Agreed that a magic write only attribute api for the backports doesn’t make sense in this case given the hasattr test and desire to encourage people’s code to log when something may be hazardous.

1 Like

The behavior should possibly be as close to zipfile as possible to prevent confusion and make them as interchangeable as possible for shutil. Am am mostly uncertain about the chosen behavior for user and group ownership… zipfile says that it tries to preserve as much information as possible except for stripping some paths like .. and absolut paths. IMO the data policy feels to extreme as a default and I would like a mix between tar and data which might ignore pipes and other special file-like entries but preserves ownership of possible.

IMO, data is a pretty good approximation of zipfile behavior, simply because zipfile doesn’t support *nix-specific features. (At least when extracting. For example, as far as I can see from the source, permissions are stashed in the archive, as external_attributes, but ignored when unpacking.)
data does honor the executable permission bit, unlike zipfile. That part is inspired by Git, FWIW.
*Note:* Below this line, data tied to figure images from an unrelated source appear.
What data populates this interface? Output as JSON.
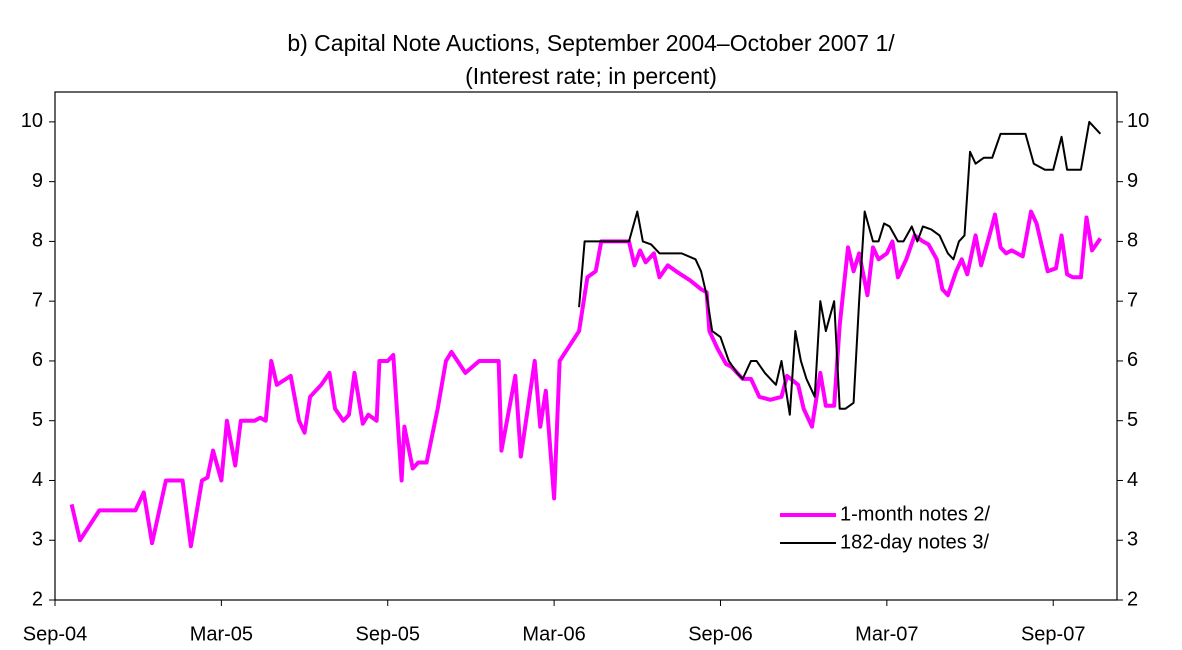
{
  "chart_data": {
    "type": "line",
    "title": "b) Capital Note Auctions, September 2004–October 2007 1/",
    "subtitle": "(Interest rate; in percent)",
    "xlim": [
      0,
      38.3
    ],
    "xticks": [
      {
        "value": 0,
        "label": "Sep-04"
      },
      {
        "value": 6,
        "label": "Mar-05"
      },
      {
        "value": 12,
        "label": "Sep-05"
      },
      {
        "value": 18,
        "label": "Mar-06"
      },
      {
        "value": 24,
        "label": "Sep-06"
      },
      {
        "value": 30,
        "label": "Mar-07"
      },
      {
        "value": 36,
        "label": "Sep-07"
      }
    ],
    "ylim": [
      2,
      10.5
    ],
    "yticks": [
      2,
      3,
      4,
      5,
      6,
      7,
      8,
      9,
      10
    ],
    "y2lim": [
      2,
      10.5
    ],
    "y2ticks": [
      2,
      3,
      4,
      5,
      6,
      7,
      8,
      9,
      10
    ],
    "legend": "lower right",
    "series": [
      {
        "name": "1-month notes 2/",
        "color": "#ff00ff",
        "x": [
          0.6,
          0.9,
          1.6,
          2.9,
          3.2,
          3.5,
          4.0,
          4.6,
          4.9,
          5.3,
          5.5,
          5.7,
          6.0,
          6.2,
          6.5,
          6.7,
          7.2,
          7.4,
          7.6,
          7.8,
          8.0,
          8.5,
          8.8,
          9.0,
          9.2,
          9.6,
          9.9,
          10.1,
          10.4,
          10.6,
          10.8,
          11.1,
          11.3,
          11.6,
          11.7,
          12.0,
          12.2,
          12.5,
          12.6,
          12.9,
          13.1,
          13.4,
          13.8,
          14.1,
          14.3,
          14.8,
          15.3,
          16.0,
          16.1,
          16.6,
          16.8,
          17.3,
          17.5,
          17.7,
          18.0,
          18.2,
          18.9,
          19.2,
          19.5,
          19.7,
          20.7,
          20.9,
          21.1,
          21.3,
          21.6,
          21.8,
          22.1,
          22.4,
          22.9,
          23.3,
          23.5,
          23.6,
          23.9,
          24.2,
          24.4,
          24.8,
          25.1,
          25.4,
          25.8,
          26.2,
          26.4,
          26.8,
          27.0,
          27.3,
          27.6,
          27.8,
          28.1,
          28.3,
          28.6,
          28.8,
          29.0,
          29.3,
          29.5,
          29.7,
          30.0,
          30.2,
          30.4,
          30.7,
          31.0,
          31.3,
          31.5,
          31.8,
          32.0,
          32.2,
          32.5,
          32.7,
          32.9,
          33.2,
          33.4,
          33.7,
          33.9,
          34.1,
          34.3,
          34.5,
          34.9,
          35.2,
          35.4,
          35.8,
          36.1,
          36.3,
          36.5,
          36.7,
          37.0,
          37.2,
          37.4,
          37.7
        ],
        "values": [
          3.6,
          3.0,
          3.5,
          3.5,
          3.8,
          2.95,
          4.0,
          4.0,
          2.9,
          4.0,
          4.05,
          4.5,
          4.0,
          5.0,
          4.25,
          5.0,
          5.0,
          5.05,
          5.0,
          6.0,
          5.6,
          5.75,
          5.0,
          4.8,
          5.4,
          5.6,
          5.8,
          5.2,
          5.0,
          5.1,
          5.8,
          4.95,
          5.1,
          5.0,
          6.0,
          6.0,
          6.1,
          4.0,
          4.9,
          4.2,
          4.3,
          4.3,
          5.2,
          6.0,
          6.15,
          5.8,
          6.0,
          6.0,
          4.5,
          5.75,
          4.4,
          6.0,
          4.9,
          5.5,
          3.7,
          6.0,
          6.5,
          7.4,
          7.5,
          8.0,
          8.0,
          7.6,
          7.85,
          7.65,
          7.8,
          7.4,
          7.6,
          7.5,
          7.35,
          7.2,
          7.15,
          6.5,
          6.2,
          5.95,
          5.9,
          5.7,
          5.7,
          5.4,
          5.35,
          5.4,
          5.75,
          5.6,
          5.2,
          4.9,
          5.8,
          5.25,
          5.25,
          6.6,
          7.9,
          7.5,
          7.8,
          7.1,
          7.9,
          7.7,
          7.8,
          8.0,
          7.4,
          7.7,
          8.1,
          8.0,
          7.95,
          7.7,
          7.2,
          7.1,
          7.5,
          7.7,
          7.45,
          8.1,
          7.6,
          8.1,
          8.45,
          7.9,
          7.8,
          7.85,
          7.75,
          8.5,
          8.3,
          7.5,
          7.55,
          8.1,
          7.45,
          7.4,
          7.4,
          8.4,
          7.85,
          8.05
        ]
      },
      {
        "name": "182-day notes 3/",
        "color": "#000000",
        "axis": "y2",
        "x": [
          18.9,
          19.1,
          20.7,
          21.0,
          21.2,
          21.5,
          21.8,
          22.6,
          23.1,
          23.3,
          23.5,
          23.7,
          24.0,
          24.3,
          24.6,
          24.8,
          25.1,
          25.3,
          25.6,
          26.0,
          26.2,
          26.5,
          26.7,
          26.9,
          27.1,
          27.4,
          27.6,
          27.8,
          28.1,
          28.3,
          28.5,
          28.8,
          29.0,
          29.2,
          29.5,
          29.7,
          29.9,
          30.1,
          30.4,
          30.6,
          30.9,
          31.1,
          31.3,
          31.6,
          31.9,
          32.2,
          32.4,
          32.6,
          32.8,
          33.0,
          33.2,
          33.5,
          33.8,
          34.1,
          34.4,
          35.0,
          35.3,
          35.7,
          36.0,
          36.3,
          36.5,
          37.0,
          37.3,
          37.7
        ],
        "values": [
          6.9,
          8.0,
          8.0,
          8.5,
          8.0,
          7.95,
          7.8,
          7.8,
          7.7,
          7.5,
          7.1,
          6.5,
          6.4,
          6.0,
          5.8,
          5.7,
          6.0,
          6.0,
          5.8,
          5.6,
          6.0,
          5.1,
          6.5,
          6.0,
          5.7,
          5.4,
          7.0,
          6.5,
          7.0,
          5.2,
          5.2,
          5.3,
          7.0,
          8.5,
          8.0,
          8.0,
          8.3,
          8.25,
          8.0,
          8.0,
          8.25,
          8.0,
          8.25,
          8.2,
          8.1,
          7.8,
          7.7,
          8.0,
          8.1,
          9.5,
          9.3,
          9.4,
          9.4,
          9.8,
          9.8,
          9.8,
          9.3,
          9.2,
          9.2,
          9.75,
          9.2,
          9.2,
          10.0,
          9.8
        ]
      }
    ]
  }
}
As for ownership info, note that tarfile itself does not set it unless you are the *nix superuser.
It’s quite specialized piece of metadata. As far as I know, zipfile doesn’t support it at all.

1 Like

The TarFile initialiser accepts a tarinfo argument, which sets the type of tarinfo objects (it defaults to the TarInfo class).

Q: Could we implement the policies described above in subclasses of TarInfo? It might be easier to retrofit. E.g.:

import tarfile
tarball = tarfile.TarFile.open(..., tarinfo=tarfile.FullyTrustedTarInfo)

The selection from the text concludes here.